Post-9/11 David Westin, the president of ABC News, openly pondered -- at a journalism school! -- whether butchering passengers with box-cutters on civilian aircraft in order to attack the Pentagon was legitimate. "As a journalist," he righteously intoned, "I feel strongly that's something that I should not be taking a position on."
The question that Westin was responding to had specifically to do with whether or not the Pentagon is a legitimate military target. The question had nothing whatever to do with the legitimacy of "butchering passengers with box-cutters on civilian aircraft," and Jonah's conflation of the two is a transparently sloppy attempt to demonstrate the supposed cravenness of news media.

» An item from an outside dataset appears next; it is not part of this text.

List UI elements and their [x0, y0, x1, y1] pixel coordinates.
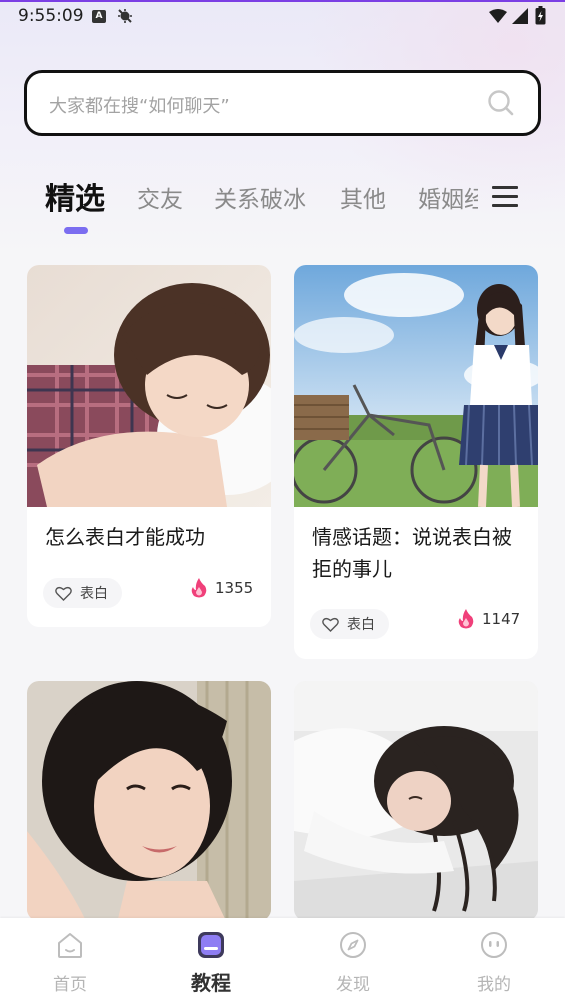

Usually I would attribute such carelessness on Jonah's part to laziness, but in this case we know that he is in fact being intentionally dishonest. How do we know? Because he wrote a column a year ago on the same subject and using the same quote, but without the inflammatory added line about "butchering passengers with box-cutters on civilian aircraft":
More recently, after the 9/11 attacks, David Westin, the president of ABC News, got into a lot of hot water with the public — though not much with fellow journalists — for refusing to express an opinion on whether the 9/11 attack on the Pentagon was legitimate: "As a journalist I feel strongly that's something that I should not be taking a position on."
I'm quite sure Jonah is aware of the correct content and context of both the question and Westin's response. But why concern oneself with accuracy when there are liberals to slander and disastrously counterproductive policies to defend?